Pendant cette période du diagnostic, ils doivent gérer leurs tâches quotidiennes en plus des actions de mise en conformité. Il a été noté sur l’ensemble des projets d’accompagnement un effet de goulot d’étranglement autour de ces acteurs dont le temps à consacrer au RGPD est compté. Leur manque de disponibilité peut ainsi avoir un effet sur la durée de la phase de diagnostic. Ils peuvent toutefois déléguer certaines tâches ou analyses aux opérationnels voir à l’intégrateur ou à l’éditeur.

Néanmoins pour que ces délégations soient efficaces, il est nécessaire que l’ensemble des acteurs soit formé aux enjeux du RGPD. Former les acteurs pour une bonne prise de conscience des enjeux liés au RGPD Afin de faciliter l’implication des acteurs mais aussi leur efficacité, il est nécessaire d’accompagner les responsables de traitement et leurs équipes dans une démarche de conduite du changement. Il est en effet primordial que les acteurs soient informés et formés à la règlementation et à ses enjeux. Sur certains projets nous avons en effet constaté qu’une mauvaise compréhension des enjeux de la règlementation pouvait aboutir à une mauvaise priorisation des actions, notamment car le focus a été mis sur la partie « visible » de l’iceberg : l’exercice des droits des salariés.

La formation des acteurs est d’autant plus importante dans le cadre de la mise en œuvre des procédures Privacy by design. Les procédures de Privacy by design sont primordiales mais chronophages Le Privacy by Design est la prise en compte des problématiques RGPD dès la conception et pendant toute la vie d’une application.

Cet aspect nécessite donc une révision des procédures tout au long de la vie du SIRH, depuis le développement de nouvelles applications ou de nouvelles fonctionnalités, jusqu’au processus de maintenance opérationnelle. Les exigences liées au RGPD seront petit à petit intégrées dans les solutions proposées par les éditeurs, mais il est également primordial de pouvoir suivre tout au long de la vie du SIRH sa conformité avec le règlement. Cela nécessite en premier lieu de mettre à jour régulièrement la documentation : cartographie, niveau de criticité des données, mais aussi la gestion de la sécurité et des autorisations.

Permettre aux salariés d’exercer les nouveaux droits Dans un dernier temps, la mise en conformité passe par la mise à jour des systèmes de manière coordonnée, afin de permettre l’exercice des droits des citoyens européens comme par exemple, la mise en place d’un système d’identification de l’ensemble des données d’un salarié et d’un système de purge.

La question de la purge est complexe dans les SIRH, car de nombreuses normes de conservation de données existent déjà1. Certains clients ont souhaité créer des automatismes pour purger les données, mais se sont heurtés à des difficultés imprévues liées notamment à la complexité de ces règles.
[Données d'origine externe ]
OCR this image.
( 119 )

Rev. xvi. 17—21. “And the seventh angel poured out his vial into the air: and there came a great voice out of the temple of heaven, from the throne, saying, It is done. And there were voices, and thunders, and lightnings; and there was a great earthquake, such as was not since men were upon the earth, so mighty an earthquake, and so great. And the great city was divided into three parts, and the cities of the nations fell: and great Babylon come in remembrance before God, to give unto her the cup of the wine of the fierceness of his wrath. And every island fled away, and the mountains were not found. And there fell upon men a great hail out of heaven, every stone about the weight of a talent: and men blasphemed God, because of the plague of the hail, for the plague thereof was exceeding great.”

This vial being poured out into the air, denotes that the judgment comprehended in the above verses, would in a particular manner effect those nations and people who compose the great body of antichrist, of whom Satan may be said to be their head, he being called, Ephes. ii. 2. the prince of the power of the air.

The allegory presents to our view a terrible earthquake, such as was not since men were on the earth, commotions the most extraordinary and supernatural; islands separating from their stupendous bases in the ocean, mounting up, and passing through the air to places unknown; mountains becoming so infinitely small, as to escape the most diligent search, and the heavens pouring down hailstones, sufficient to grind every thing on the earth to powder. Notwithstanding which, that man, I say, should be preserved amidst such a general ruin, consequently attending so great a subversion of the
La mise en œuvre est d’autant plus complexe dans le cas des SIRH internationaux impliquant une normalisation définie pays par pays. Par exemple, aux Etats-Unis, les données n’ont pas de durées limitées de conservation, et les juristes souhaitant se prémunir des contentieux préfèrent garder l’ensemble des données ad-vitam aeternam.
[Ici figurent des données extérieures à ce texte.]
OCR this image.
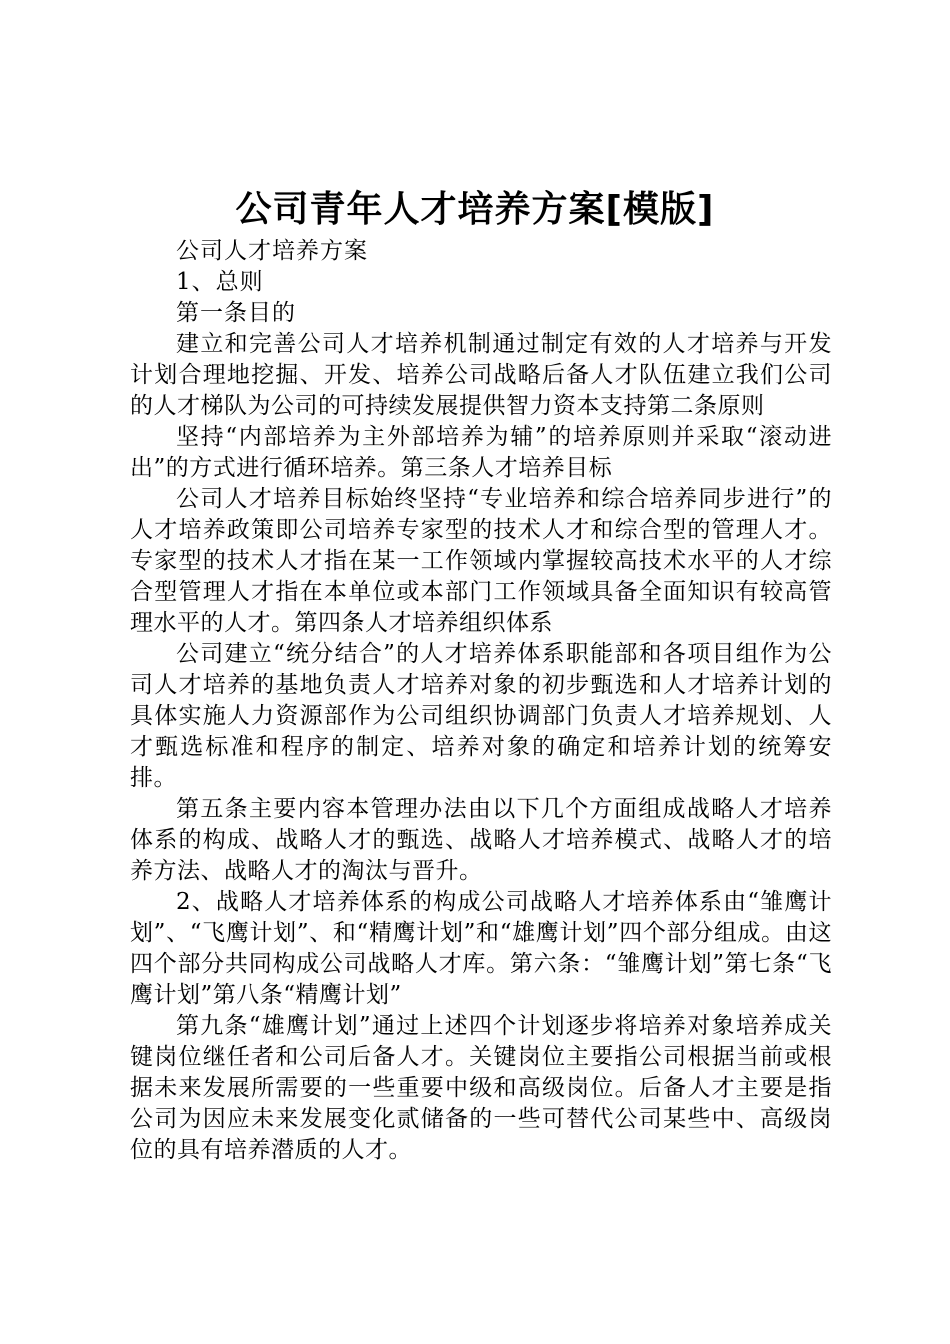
公司青年人才培养方案[模版]

公司人才培养方案

1、总则

第一条目的

建立和完善公司人才培养机制通过制定有效的人才培养与开发计划合理地挖掘、开发、培养公司战略后备人才队伍建立我们公司的人才梯队为公司的可持续发展提供智力资本支持第二条原则

坚持“内部培养为主外部培养为辅”的培养原则并采取“滚动进出”的方式进行循环培养。第三条人才培养目标

公司人才培养目标始终坚持“专业培养和综合培养同步进行”的人才培养政策即公司培养专家型的技术人才和综合型的管理人才。专家型的技术人才指在某一工作领域内掌握较高技术水平的人才综合型管理人才指在本单位或本部门工作领域具备全面知识有较高管理水平的人才。第四条人才培养组织体系

公司建立“统分结合”的人才培养体系职能部和各项目组作为公司人才培养的基地负责人才培养对象的初步甄选和人才培养计划的具体实施人力资源部作为公司组织协调部门负责人才培养规划、人才甄选标准和程序的制定、培养对象的确定和培养计划的统筹安排。

第五条主要内容本管理办法由以下几个方面组成战略人才培养体系的构成、战略人才的甄选、战略人才培养模式、战略人才的培养方法、战略人才的淘汰与晋升。

2、战略人才培养体系的构成公司战略人才培养体系由“雏鹰计划”、“飞鹰计划”、和“精鹰计划”和“雄鹰计划”四个部分组成。由这四个部分共同构成公司战略人才库。第六条：“雏鹰计划”第七条“飞鹰计划”第八条“精鹰计划”

第九条“雄鹰计划”通过上述四个计划逐步将培养对象培养成关键岗位继任者和公司后备人才。关键岗位主要指公司根据当前或根据未来发展所需要的一些重要中级和高级岗位。后备人才主要是指公司为因应未来发展变化贰储备的一些可替代公司某些中、高级岗位的具有培养潜质的人才。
A la vue de ces difficultés, certains clients ont donc choisi de conserver les mécanismes de conservation/ purge de données déjà en place dans leur SIRH sans en modifier les règles. Les entreprises sont aujourd’hui toujours en phase de mise en conformité de leur SIRH et celle-ci restera une des priorités pour l’année 2019.

La réussite de la mise en conformité passe par l’identification claire des acteurs clés (le DPO, les responsables de traitement et les sous-traitants) et par la mise en place d’une gouvernance spécifique. Il est également essentiel que les acteurs soient formés aux enjeux de la réglementation par des actions de conduite du changement afin de permettre une meilleure priorisation des actions et une implication plus forte pendant la phase de mise en conformité mais aussi dans la mise en place de procédures de Privacy-by-design.